Beethoven went through some pretty weird therapies, but it just got weird as time went on. Eventually, science started building contraptions for people to wear around town like crazy people. At the time, people believed these treatments worked. Today, science knows none of those contraptions had any basis in reality and only made the wearers look like a joke.

There were also dark days of science when medicine caused more physical pain than the affliction. The time that doctors and healers blistered their patients was the darkest. Blisters supposedly had a lot of medicinal uses, which included improving hearing. Science also developed primitive artificial eardrums that involved painfully inserting tiny objects into people’s ears. Some of those objects were metal and not good quality metal either, so they were conducive to rust and bending.

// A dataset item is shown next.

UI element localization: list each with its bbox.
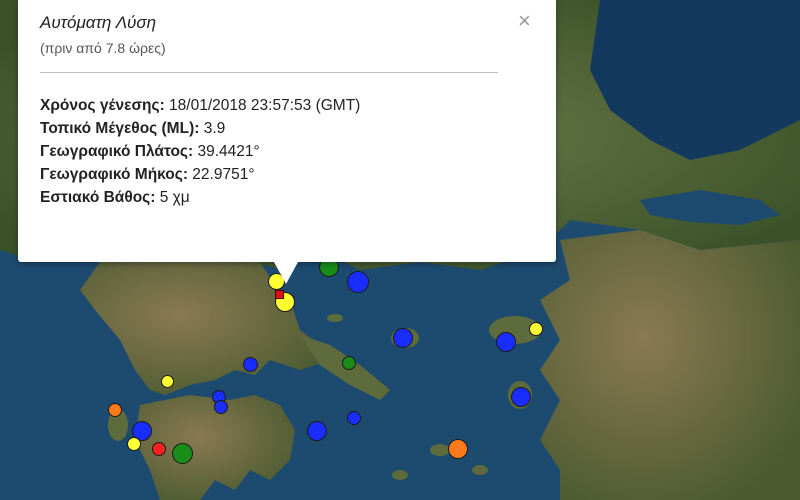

As crazy as people were back then, they’re still just as crazy today. Today, more spiritual healers have gotten into the medical game. It’s far too easy to find a spiritual healer or guide that claims to able to heal someone’s hearing loss with hypnosis. One man, David Quigley, says he was healed by hypnosis. He says his healer cured him by putting her fingers in his ears.

Sounds too good to be true, but it’s considered a cure by many. There’s also Hearing Loss Pills, Personal Sound Amplification Devices, and cheese. Yep! Cheese is considered a modern cure for hearing loss. For the cheese method to work, a person needs to eat about five pounds of cheese but beyond that, cheese works!?

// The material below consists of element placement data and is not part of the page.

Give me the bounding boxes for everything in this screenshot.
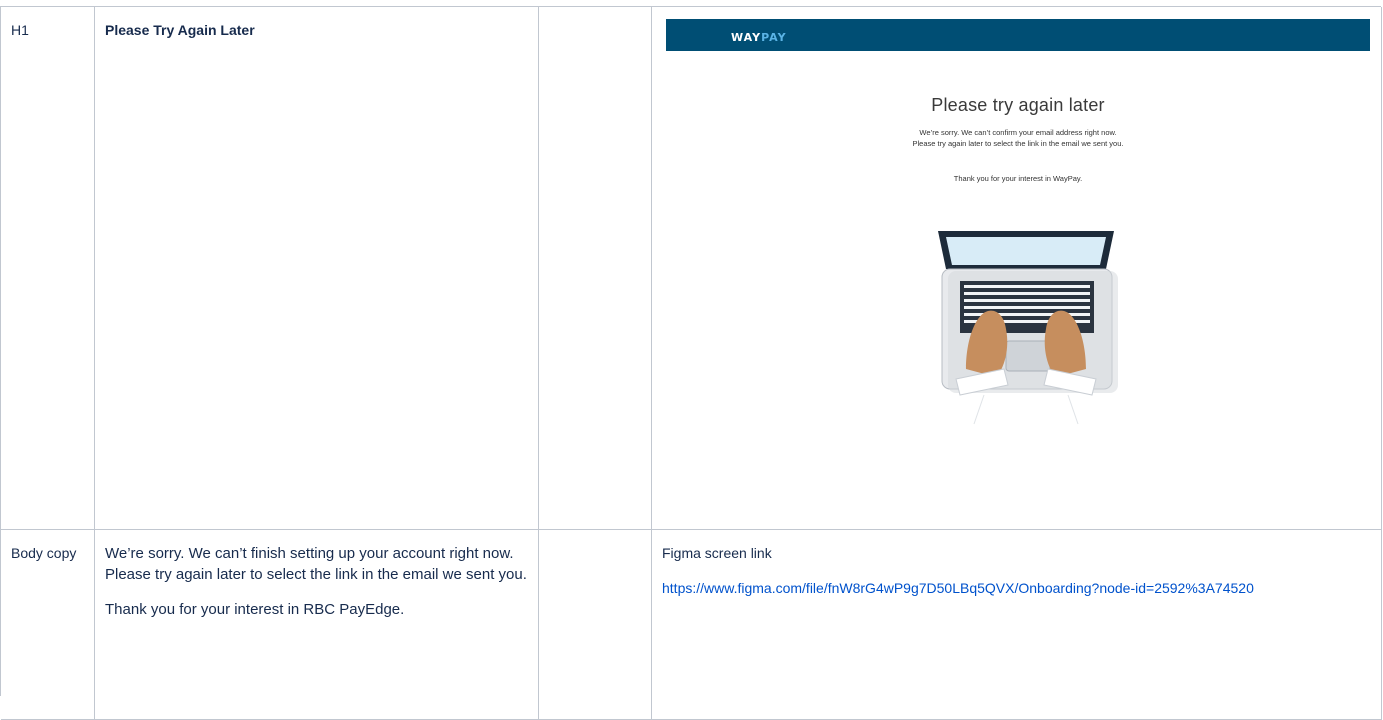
laptop-illustration — [938, 231, 1118, 425]
empty-cell — [539, 7, 652, 530]
screen-mockup: WAYPAY Please try again later We’re sorr… — [666, 19, 1370, 517]
body-paragraph: We’re sorry. We can’t finish setting up … — [105, 545, 527, 583]
row-content-h1: Please Try Again Later — [95, 7, 539, 530]
waypay-logo: WAYPAY — [731, 31, 787, 44]
heading-copy: Please Try Again Later — [105, 22, 255, 38]
content-table: H1 Please Try Again Later WAYPAY Please … — [0, 6, 1382, 720]
row-label: H1 — [11, 22, 29, 38]
figma-link[interactable]: https://www.figma.com/file/fnW8rG4wP9g7D… — [662, 580, 1254, 596]
mockup-header: WAYPAY — [666, 19, 1370, 51]
notes-cell: Figma screen link https://www.figma.com/… — [652, 530, 1382, 720]
row-label-h1: H1 — [1, 7, 95, 530]
notes-title: Figma screen link — [662, 545, 772, 561]
mockup-body: We’re sorry. We can’t confirm your email… — [912, 128, 1124, 148]
row-content-body: We’re sorry. We can’t finish setting up … — [95, 530, 539, 720]
mockup-title: Please try again later — [931, 95, 1105, 115]
row-label-body: Body copy — [1, 530, 95, 720]
body-paragraph: Thank you for your interest in RBC PayEd… — [105, 601, 405, 618]
row-label: Body copy — [11, 545, 77, 561]
screen-mockup-cell: WAYPAY Please try again later We’re sorr… — [652, 7, 1382, 530]
mockup-thanks: Thank you for your interest in WayPay. — [953, 174, 1083, 183]
empty-cell — [539, 530, 652, 720]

It really is surprising that more insane things weren’t creative to cure deafness and hearing deficiencies. Until the 1950s, people considered deafness a terrible disease that needed to be cured by any means necessary. Looking at a list of what people came up without science is humorous and shocking.

There’s everything from sticking twigs in the ears and keeping them all day and night until the deafness is cured. One cure involved boiling urine and using the boiled off water to wash the ear. Supposedly, it stopped the deafness, as if deafness was creeping into the brain. Some sounded like it was partially a cookbook, like frying peach kernels in hog log and dropping some of the mixture into the ear to stop the deafness. Countless drugs, including opium, were associated with curing hearing loss. The same goes for oils and ointments, some of which are still around today.

The biggest cure-all in the world is religion. People will go to extreme lengths to see a certain priest or healer that supposedly can heal anything. What people back then and some still today don’t understand is that being deaf isn’t a terrible thing.

If anyone isn’t happy being deaf, they should see a licensed hearing healthcare provider. There still aren’t many options for hearing loss, but there are clinically proven hearing aids and cochlear implants.